Le lundi 16 février 2026, le représentant légal de l’ONLCT « Où est ton frère? » (Observatoire national de lutte contre la criminalité transnationale), Prime Mbarubukeye a sorti un communiqué de presse. Il informe que les arrestations et conditions de détention sont préoccupantes et demande au président de l’Union africaine, Evariste Ndayishimiye, d’intervenir pour aider ces migrants et trouver des solutions pour leur rapatriement.

(photo : Donathe Ndayisenga)
Prime Mbarubukeye dans son communiqué informe que le dimanche 15 février 2026, la police de l’immigration zambienne a opéré, encore une fois, toute une vague d’arrestations dirigées à l’endroit des étrangers résidant sans papiers à Lusaka, en Zambie, au cours de laquelle même ceux qui étaient dans différentes Eglises en train de louer Dieu n’étaient pas du tout épargnés de ces rafles, ont été embarqués, manu militari, dans les véhicules de la même Police à destination des différents cachots du pays.

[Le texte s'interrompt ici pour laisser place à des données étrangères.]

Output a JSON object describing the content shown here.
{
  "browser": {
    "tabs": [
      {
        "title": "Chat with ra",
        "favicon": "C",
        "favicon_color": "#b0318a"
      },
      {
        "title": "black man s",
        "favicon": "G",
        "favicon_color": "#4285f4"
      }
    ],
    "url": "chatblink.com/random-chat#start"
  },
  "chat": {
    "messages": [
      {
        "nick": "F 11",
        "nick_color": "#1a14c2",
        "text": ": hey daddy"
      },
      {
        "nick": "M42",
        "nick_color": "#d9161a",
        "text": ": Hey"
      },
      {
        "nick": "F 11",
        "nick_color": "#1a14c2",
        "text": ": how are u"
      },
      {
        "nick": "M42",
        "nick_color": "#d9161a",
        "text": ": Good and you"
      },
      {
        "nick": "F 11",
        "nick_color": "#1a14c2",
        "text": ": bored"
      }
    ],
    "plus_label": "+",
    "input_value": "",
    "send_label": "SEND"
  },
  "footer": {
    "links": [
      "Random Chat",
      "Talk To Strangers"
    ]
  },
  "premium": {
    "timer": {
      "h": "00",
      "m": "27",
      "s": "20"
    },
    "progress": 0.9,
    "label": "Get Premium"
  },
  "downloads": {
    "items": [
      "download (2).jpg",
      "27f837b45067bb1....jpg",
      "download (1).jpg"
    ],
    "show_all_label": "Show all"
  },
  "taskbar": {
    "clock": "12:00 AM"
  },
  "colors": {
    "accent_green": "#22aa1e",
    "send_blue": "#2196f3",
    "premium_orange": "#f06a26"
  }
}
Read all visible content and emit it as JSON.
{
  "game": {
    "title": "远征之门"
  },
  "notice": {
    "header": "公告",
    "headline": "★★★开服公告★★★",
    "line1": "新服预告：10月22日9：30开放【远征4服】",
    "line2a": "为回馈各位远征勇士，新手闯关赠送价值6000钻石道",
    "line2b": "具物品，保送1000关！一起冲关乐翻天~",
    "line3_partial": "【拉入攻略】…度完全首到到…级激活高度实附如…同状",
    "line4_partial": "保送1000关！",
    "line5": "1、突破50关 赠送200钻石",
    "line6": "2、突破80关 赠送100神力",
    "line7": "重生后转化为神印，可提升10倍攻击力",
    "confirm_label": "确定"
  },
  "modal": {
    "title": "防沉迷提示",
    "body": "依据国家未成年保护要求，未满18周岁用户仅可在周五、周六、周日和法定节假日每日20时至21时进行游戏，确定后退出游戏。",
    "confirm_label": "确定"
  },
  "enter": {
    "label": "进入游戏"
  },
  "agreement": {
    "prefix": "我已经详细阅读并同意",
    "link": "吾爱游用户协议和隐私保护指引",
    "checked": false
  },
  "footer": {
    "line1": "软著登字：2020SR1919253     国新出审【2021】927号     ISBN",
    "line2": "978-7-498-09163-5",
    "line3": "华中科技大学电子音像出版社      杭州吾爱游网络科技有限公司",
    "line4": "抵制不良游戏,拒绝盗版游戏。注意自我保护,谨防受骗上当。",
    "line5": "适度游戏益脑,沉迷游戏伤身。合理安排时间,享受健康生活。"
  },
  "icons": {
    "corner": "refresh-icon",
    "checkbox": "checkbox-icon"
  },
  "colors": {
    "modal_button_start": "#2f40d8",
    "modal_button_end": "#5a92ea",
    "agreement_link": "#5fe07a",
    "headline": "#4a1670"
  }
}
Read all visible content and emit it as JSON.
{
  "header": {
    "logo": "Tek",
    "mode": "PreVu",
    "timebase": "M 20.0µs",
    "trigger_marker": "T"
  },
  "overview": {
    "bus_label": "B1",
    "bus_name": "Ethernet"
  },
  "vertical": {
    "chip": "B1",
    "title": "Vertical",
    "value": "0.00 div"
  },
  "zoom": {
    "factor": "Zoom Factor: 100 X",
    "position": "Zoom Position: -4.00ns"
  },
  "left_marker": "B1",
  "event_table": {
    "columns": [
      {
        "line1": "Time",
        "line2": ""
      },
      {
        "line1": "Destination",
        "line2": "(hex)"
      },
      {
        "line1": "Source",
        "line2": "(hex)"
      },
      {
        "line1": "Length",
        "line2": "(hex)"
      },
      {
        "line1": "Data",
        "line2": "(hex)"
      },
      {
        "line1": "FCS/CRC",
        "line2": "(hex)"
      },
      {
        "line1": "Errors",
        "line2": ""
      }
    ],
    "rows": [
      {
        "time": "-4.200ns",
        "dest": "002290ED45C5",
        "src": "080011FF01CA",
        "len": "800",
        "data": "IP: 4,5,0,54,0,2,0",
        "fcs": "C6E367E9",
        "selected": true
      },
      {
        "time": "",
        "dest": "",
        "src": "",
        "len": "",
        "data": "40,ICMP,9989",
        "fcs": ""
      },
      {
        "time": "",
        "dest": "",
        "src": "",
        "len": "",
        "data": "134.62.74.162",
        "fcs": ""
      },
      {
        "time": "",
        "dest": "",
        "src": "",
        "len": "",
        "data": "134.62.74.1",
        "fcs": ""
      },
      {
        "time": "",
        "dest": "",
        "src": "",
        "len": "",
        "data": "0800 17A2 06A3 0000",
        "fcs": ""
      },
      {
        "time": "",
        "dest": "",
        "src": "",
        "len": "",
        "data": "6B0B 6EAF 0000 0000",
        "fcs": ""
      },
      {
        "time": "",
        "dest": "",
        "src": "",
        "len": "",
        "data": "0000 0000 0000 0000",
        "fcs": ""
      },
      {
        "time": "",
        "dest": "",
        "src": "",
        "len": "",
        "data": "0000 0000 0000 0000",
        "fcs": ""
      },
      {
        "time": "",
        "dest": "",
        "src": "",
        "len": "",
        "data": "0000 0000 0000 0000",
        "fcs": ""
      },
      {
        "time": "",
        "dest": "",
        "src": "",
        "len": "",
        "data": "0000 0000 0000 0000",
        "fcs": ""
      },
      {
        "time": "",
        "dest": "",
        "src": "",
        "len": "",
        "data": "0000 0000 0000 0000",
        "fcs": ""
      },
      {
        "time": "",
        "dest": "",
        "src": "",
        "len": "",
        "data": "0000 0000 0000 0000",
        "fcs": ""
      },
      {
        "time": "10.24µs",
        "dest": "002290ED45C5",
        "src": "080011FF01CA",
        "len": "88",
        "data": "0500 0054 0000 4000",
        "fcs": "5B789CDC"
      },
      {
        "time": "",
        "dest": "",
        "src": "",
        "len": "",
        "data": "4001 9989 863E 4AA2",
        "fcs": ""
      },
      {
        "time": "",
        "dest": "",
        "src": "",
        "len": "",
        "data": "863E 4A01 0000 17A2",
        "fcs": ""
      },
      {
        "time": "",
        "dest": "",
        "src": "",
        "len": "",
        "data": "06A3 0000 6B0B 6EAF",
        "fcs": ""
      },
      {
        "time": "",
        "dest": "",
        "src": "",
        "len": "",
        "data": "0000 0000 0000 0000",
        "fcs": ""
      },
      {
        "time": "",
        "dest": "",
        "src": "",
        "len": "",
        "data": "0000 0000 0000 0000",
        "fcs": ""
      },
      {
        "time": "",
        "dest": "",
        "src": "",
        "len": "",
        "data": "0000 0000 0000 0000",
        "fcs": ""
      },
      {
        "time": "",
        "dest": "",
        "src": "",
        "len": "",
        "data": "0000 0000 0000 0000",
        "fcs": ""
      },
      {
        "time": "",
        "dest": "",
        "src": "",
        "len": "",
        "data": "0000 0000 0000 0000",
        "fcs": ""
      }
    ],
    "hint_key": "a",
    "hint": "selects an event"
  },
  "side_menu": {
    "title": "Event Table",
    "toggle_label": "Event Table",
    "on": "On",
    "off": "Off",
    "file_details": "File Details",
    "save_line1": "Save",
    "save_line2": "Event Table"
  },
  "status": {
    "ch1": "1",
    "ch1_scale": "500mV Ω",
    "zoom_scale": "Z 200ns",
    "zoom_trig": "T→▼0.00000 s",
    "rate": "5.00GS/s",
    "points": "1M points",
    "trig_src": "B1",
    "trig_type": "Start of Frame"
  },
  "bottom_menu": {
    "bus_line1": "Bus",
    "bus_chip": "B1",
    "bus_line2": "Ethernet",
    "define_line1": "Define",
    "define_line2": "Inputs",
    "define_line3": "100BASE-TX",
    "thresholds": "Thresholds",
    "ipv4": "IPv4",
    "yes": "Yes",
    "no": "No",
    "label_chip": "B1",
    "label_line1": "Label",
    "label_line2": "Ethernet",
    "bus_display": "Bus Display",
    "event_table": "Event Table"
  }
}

Signalons en passant qu’un rafle similaire a été également organisé le 26 janvier 2026 où parmi les cent soixante cinq (165) étrangers arrêtés et détenus, cent et six (106) parmi eux étaient des Burundais, victimes, comme toujours, d’une certaine jalousie de la part d’autres étrangers ou des Zambiens eux-mêmes, une jalousie nourrie, selon les sources de l’ONLCT « Où est ton frère? » sur place à Lusaka, par le fait que les Burundais sont très intelligents et très assidus au travail plus que les autres.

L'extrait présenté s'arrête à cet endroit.